Professor Johann de Bono is a Professor in Experimental Cancer Medicine at The Institute of Cancer Research and Royal Marsden. He is the Director of The Drug Development Unit, overseeing the conduct of Phase I trials, with a particular interest in innovative trial designs, circulating biomarkers, and prostate cancer. He leads the Prostate Cancer Targeted Therapy Clinical Trials Team and the Cancer Biomarkers laboratory team. He graduated from the University of Glasgow Medical School in 1989 and became a Member of the Royal College of Physicians (MRCP) in 1992.
He was awarded a four-year Cancer Research Campaign Clinical Fellowship, allowing him to pursue a PhD between 1993 and 1997. He trained in medical oncology and was awarded an MSc (Cancer Sciences) from Glasgow University. He then undertook a Royal College traveling scholarship, pursuing further research into clinical trial design at the SWOG statistical headquarters at the Fred Hutchinson Cancer Centre in Seattle. Between 2000 and 2003 he pursued further research developing novel anti-cancer drugs at the Institute for Drug Development, University of Texas Health Science Centre at San Antonio.
In 2003, he moved to The Institute of Cancer Research and Royal Marsden, being elected FRCP. He has been awarded the ESMO Award with his ICR/RMH team receiving the AACR Team Science Award, a Royal Society of Chemistry award for developing abiraterone, and a Cancer Research UK award for their work on HSP90 inhibitors.

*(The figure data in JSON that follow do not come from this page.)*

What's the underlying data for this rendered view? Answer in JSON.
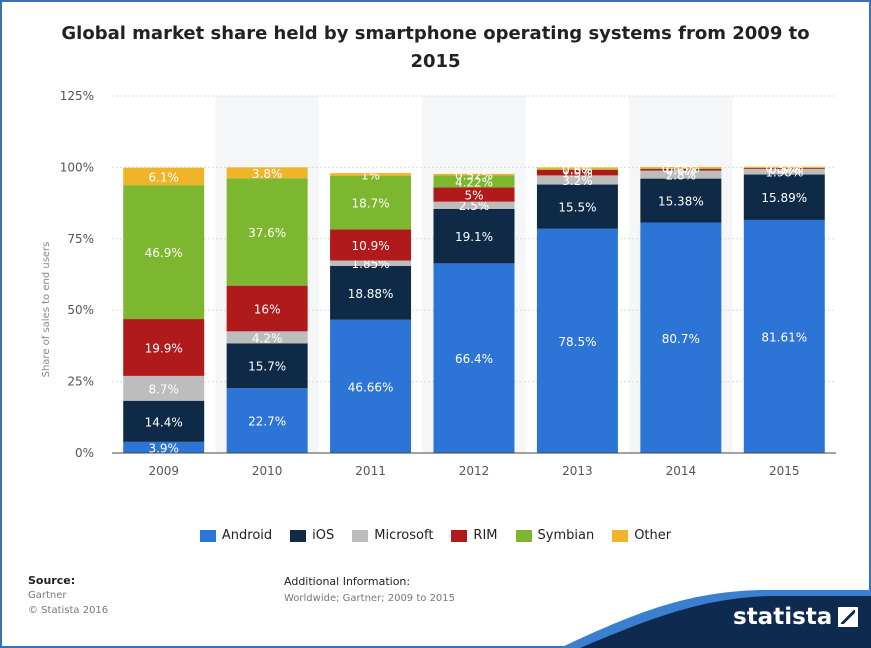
{
  "title": "Global market share held by smartphone operating systems from 2009 to 2015",
  "chart_data": {
    "type": "bar",
    "stacked": true,
    "title": "Global market share held by smartphone operating systems from 2009 to 2015",
    "ylabel": "Share of sales to end users",
    "xlabel": "",
    "ylim": [
      0,
      125
    ],
    "yticks": [
      "0%",
      "25%",
      "50%",
      "75%",
      "100%",
      "125%"
    ],
    "ytick_values": [
      0,
      25,
      50,
      75,
      100,
      125
    ],
    "grid": true,
    "legend_position": "bottom",
    "categories": [
      "2009",
      "2010",
      "2011",
      "2012",
      "2013",
      "2014",
      "2015"
    ],
    "series": [
      {
        "name": "Android",
        "color": "#2c74d6",
        "values": [
          3.9,
          22.7,
          46.66,
          66.4,
          78.5,
          80.7,
          81.61
        ],
        "labels": [
          "3.9%",
          "22.7%",
          "46.66%",
          "66.4%",
          "78.5%",
          "80.7%",
          "81.61%"
        ]
      },
      {
        "name": "iOS",
        "color": "#0e2a47",
        "values": [
          14.4,
          15.7,
          18.88,
          19.1,
          15.5,
          15.38,
          15.89
        ],
        "labels": [
          "14.4%",
          "15.7%",
          "18.88%",
          "19.1%",
          "15.5%",
          "15.38%",
          "15.89%"
        ]
      },
      {
        "name": "Microsoft",
        "color": "#bdbdbd",
        "values": [
          8.7,
          4.2,
          1.85,
          2.5,
          3.2,
          2.8,
          1.98
        ],
        "labels": [
          "8.7%",
          "4.2%",
          "1.85%",
          "2.5%",
          "3.2%",
          "2.8%",
          "1.98%"
        ]
      },
      {
        "name": "RIM",
        "color": "#b01a1a",
        "values": [
          19.9,
          16,
          10.9,
          5,
          1.9,
          0.6,
          0.3
        ],
        "labels": [
          "19.9%",
          "16%",
          "10.9%",
          "5%",
          "1.9%",
          "0.6%",
          "0.3%"
        ]
      },
      {
        "name": "Symbian",
        "color": "#7db72f",
        "values": [
          46.9,
          37.6,
          18.7,
          4.22,
          0.3,
          0.2,
          0.1
        ],
        "labels": [
          "46.9%",
          "37.6%",
          "18.7%",
          "4.22%",
          "0.3%",
          "0.2%",
          "0.1%"
        ]
      },
      {
        "name": "Other",
        "color": "#f0b429",
        "values": [
          6.1,
          3.8,
          1,
          0.52,
          0.6,
          0.45,
          0.37
        ],
        "labels": [
          "6.1%",
          "3.8%",
          "1%",
          "0.52%",
          "0.6%",
          "0.45%",
          "0.37%"
        ]
      }
    ]
  },
  "footer": {
    "source_label": "Source:",
    "source_value": "Gartner",
    "copyright": "© Statista 2016",
    "info_label": "Additional Information:",
    "info_value": "Worldwide; Gartner; 2009 to 2015",
    "logo_text": "statista"
  },
  "colors": {
    "frame": "#3b6fb6",
    "footer_dark": "#0e2a4e",
    "footer_accent": "#3b7fd0"
  }
}
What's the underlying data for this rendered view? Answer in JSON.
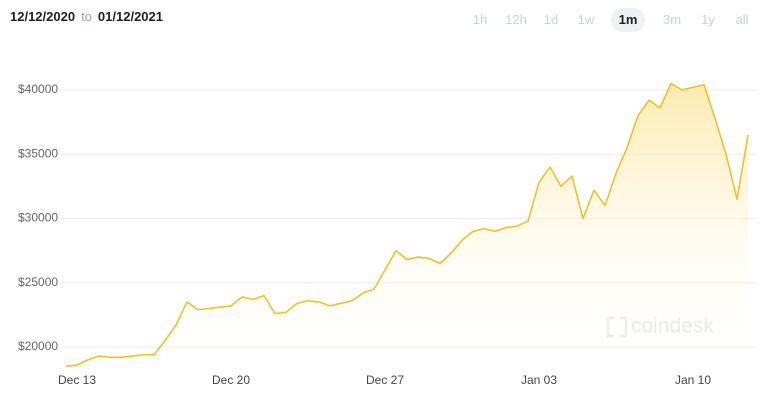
{
  "chart_data": {
    "type": "line",
    "date_from": "12/12/2020",
    "date_separator": "to",
    "date_to": "01/12/2021",
    "range_options": [
      "1h",
      "12h",
      "1d",
      "1w",
      "1m",
      "3m",
      "1y",
      "all"
    ],
    "selected_range": "1m",
    "watermark": "coindesk",
    "categories": [
      null,
      "Dec 13",
      null,
      null,
      null,
      null,
      null,
      null,
      null,
      null,
      null,
      null,
      null,
      null,
      null,
      "Dec 20",
      null,
      null,
      null,
      null,
      null,
      null,
      null,
      null,
      null,
      null,
      null,
      null,
      null,
      "Dec 27",
      null,
      null,
      null,
      null,
      null,
      null,
      null,
      null,
      null,
      null,
      null,
      null,
      null,
      "Jan 03",
      null,
      null,
      null,
      null,
      null,
      null,
      null,
      null,
      null,
      null,
      null,
      null,
      null,
      "Jan 10",
      null,
      null,
      null,
      null,
      null
    ],
    "values": [
      18500,
      18600,
      19000,
      19300,
      19200,
      19200,
      19300,
      19400,
      19400,
      20500,
      21700,
      23500,
      22900,
      23000,
      23100,
      23200,
      23900,
      23700,
      24000,
      22600,
      22700,
      23400,
      23600,
      23500,
      23200,
      23400,
      23600,
      24200,
      24500,
      26000,
      27500,
      26800,
      27000,
      26900,
      26500,
      27300,
      28300,
      29000,
      29200,
      29000,
      29300,
      29400,
      29800,
      32800,
      34000,
      32500,
      33300,
      30000,
      32200,
      31000,
      33500,
      35500,
      38000,
      39200,
      38600,
      40500,
      40000,
      40200,
      40400,
      37800,
      35000,
      31500,
      36500
    ],
    "color": "#f5bf26",
    "ylim": [
      18400,
      42300
    ],
    "yticks": [
      {
        "value": 20000,
        "label": "$20000"
      },
      {
        "value": 25000,
        "label": "$25000"
      },
      {
        "value": 30000,
        "label": "$30000"
      },
      {
        "value": 35000,
        "label": "$35000"
      },
      {
        "value": 40000,
        "label": "$40000"
      }
    ],
    "grid": true
  }
}
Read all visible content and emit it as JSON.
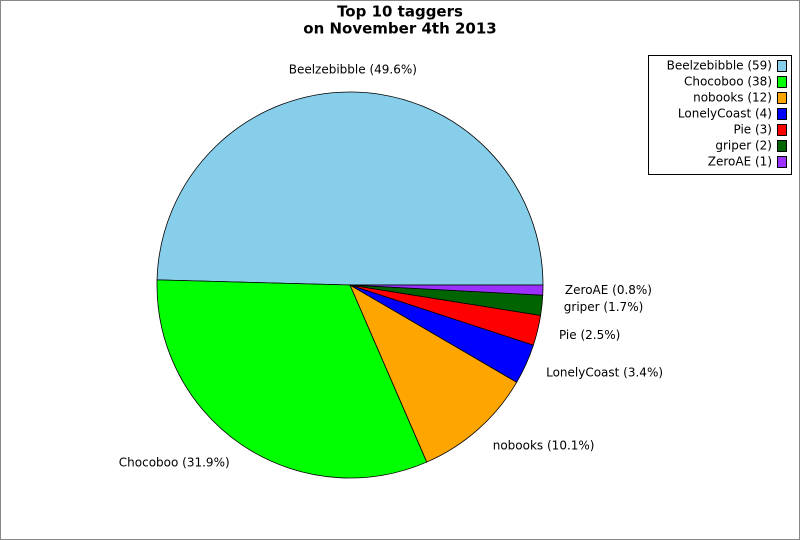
{
  "chart_data": {
    "type": "pie",
    "title": "Top 10 taggers",
    "subtitle": "on November 4th 2013",
    "categories": [
      "Beelzebibble",
      "Chocoboo",
      "nobooks",
      "LonelyCoast",
      "Pie",
      "griper",
      "ZeroAE"
    ],
    "values": [
      59,
      38,
      12,
      4,
      3,
      2,
      1
    ],
    "value_labels": [
      "Beelzebibble (49.6%)",
      "Chocoboo (31.9%)",
      "nobooks (10.1%)",
      "LonelyCoast (3.4%)",
      "Pie (2.5%)",
      "griper (1.7%)",
      "ZeroAE (0.8%)"
    ],
    "legend_labels": [
      "Beelzebibble (59)",
      "Chocoboo (38)",
      "nobooks (12)",
      "LonelyCoast (4)",
      "Pie (3)",
      "griper (2)",
      "ZeroAE (1)"
    ],
    "colors": [
      "#87ceeb",
      "#00ff00",
      "#ffa500",
      "#0000ff",
      "#ff0000",
      "#006400",
      "#9b30ff"
    ],
    "legend": "top-right"
  }
}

The ICR/RM ECMC team has been involved in the development of many novel agents, many of which are now approved drugs, including abiraterone, olaparib, and afatinib. They have led on developing and utilizing the Pharmacological Audit Trail, driving the concept of patient selection in early clinical trials. His team has also led the developing of blood-based biomarkers including the study of circulating tumor cells, plasma DNA and RNA, and whole blood expression profiling. More recently, his team has led on developing novel adaptive trial designs, including the TO-PARP trial which incorporates exome and transcriptome next-generation sequencing to clinically qualify a predictive biomarker panel.
Professor de Bono has served as chief investigator of several drugs that have changed the standard of care for prostate cancer patients including abiraterone, cabazitaxel, and enzalutamide, and has published more than 300 manuscripts including multiple key publications in the New England Journal of Medicine and The Lancet.